Central bank vows to keep monetary policy consistent
The current interest rate level is unlikely to rise remarkably after the New Year's holiday, with short-term market rates staying around the policy rates, they said. The experts predicted that the monetary authorities will not accelerate the end of accommodative monetary policies even as China looks forward to strong growth in 2021.
Experts said such signals can be seen from a quarterly policy meeting of the People's Bank of China, the central bank. Meeting participants decided to maintain necessary support for economic recovery and further use the relending and rediscount facilities as well as monetary policy tools to directly finance the real economy, according to a statement released by the central bank late on Tuesday.
The meeting, held by the PBOC's monetary policy committee and chaired by Yi Gang, the central bank governor, also urged further strengthening of financial support for technology innovation, small and micro enterprises and green development. It also confirmed the extension of two special mechanisms that allow delayed repayments of loans for small and medium-sized enterprises and preferential interest rates for loans.
In January, the PBOC is expected to use various monetary policy tools to inject more funds into the financial system to prevent a shortage of liquidity, especially through open market operations. But it is less likely to lower the reserve requirement ratio－the proportion of financial institutions' cash that must remain in reserve in the central bank, said Yang Yewei, an analyst at Guosheng Securities.
The monetary authorities declared in the fourth quarter's policy meeting that China's shifting of the benchmark lending rate toward the prime loan rate has been completed for outstanding loans with floating interest rates. As a result, the efficiency of the monetary policy transmission mechanism has been improved and the lending rates have dropped remarkably.
In the coming months, the PBOC will continue to "release the potential of reform measures" and "consolidate the results of the decline in the actual lending rates", the meeting's statement said. It also pledged to guide financial institutions to increase medium and long-term loans for manufacturing.
Maintaining basic tone
Ming Ming, a senior analyst at CITIC Securities, said that the PBOC is maintaining the basic tone of its monetary policy, which is flexible, targeted, reasonable and adaptive. "At the beginning of 2021, the liquidity situation will have a big impact on the market. And we should also pay close attention to the amount of government bonds issued, which will influence credit growth," he said.

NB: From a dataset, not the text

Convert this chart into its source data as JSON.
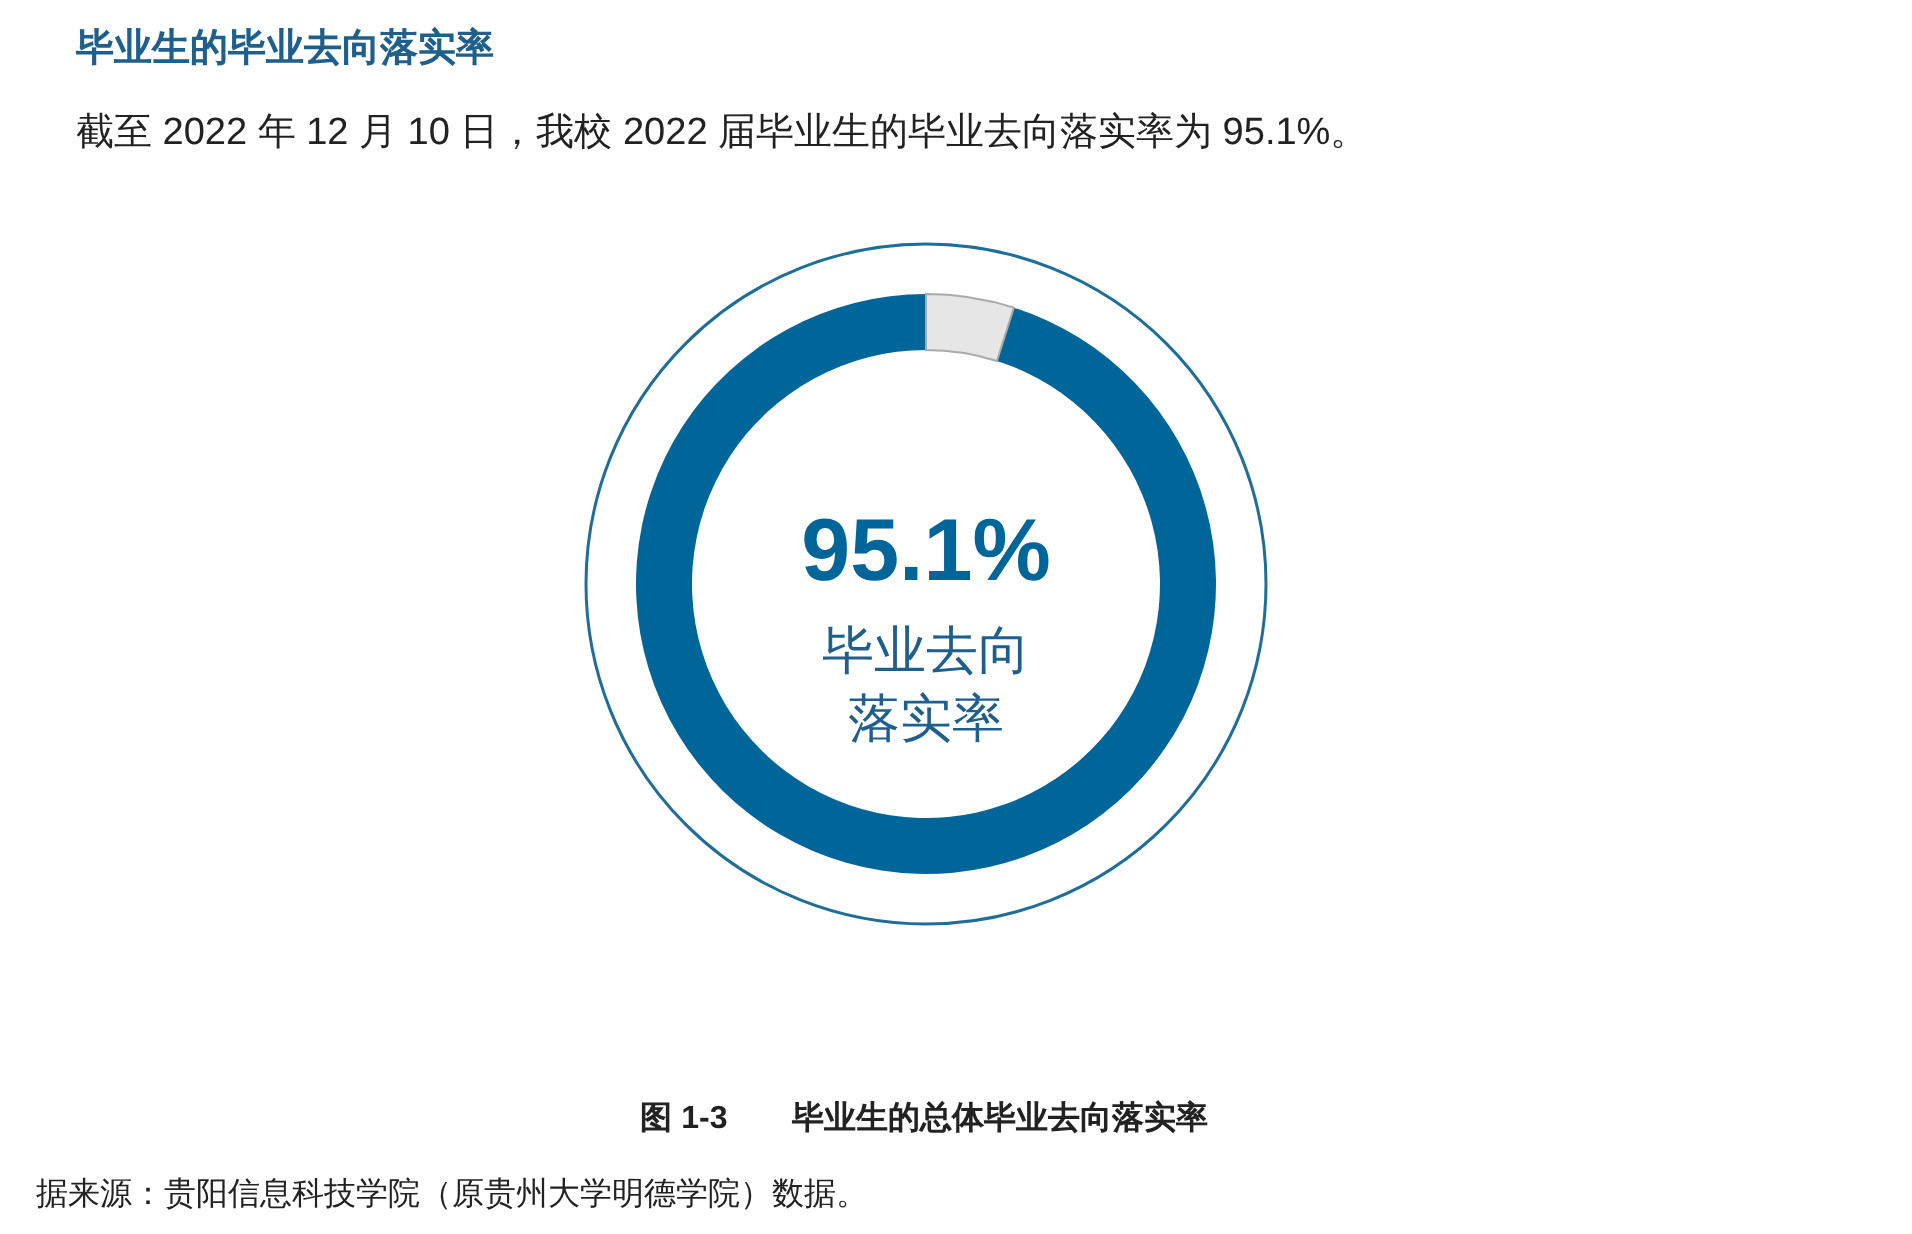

At present, banks' excess reserves are at a relatively high level, which will ensure the central bank has space for additional policy accommodation, said Ming.
China's consumer price index, a main gauge of inflation, decreased by 0.5 percent in November from a year earlier, hitting the lowest level in more than a decade. The last time the country's CPI entered negative territory was in October 2009.
"With inflation low and the recovery, especially of private demand, still relatively fragile, it's important to maintain accommodative policies and to avoid premature tightening," said Sebastian Eckardt, lead economist for China at the World Bank.
Experts said prudent monetary policy should be better coordinated with proactive fiscal policy next year to spur economic growth.
Xu Sheng, a researcher at the China Academy of Macroeconomic Research, said that based on his research, proactive fiscal policy this year would contribute 1.57 percentage points of GDP growth, and the contribution may increase to 1.88 percentage points in 2021.
Xu, who suggested maintaining a sustainable and stable fiscal policy next year, expected the year-on-year fiscal spending growth rate to likely be about 8 percent, making it an adaptive growth rate, while total fiscal revenue may exceed 20 trillion yuan ($3.06 trillion).
Economists said that China still has fiscal space, especially at the central government level, but the government needs to rein in fiscal imbalances and improve fiscal sustainability.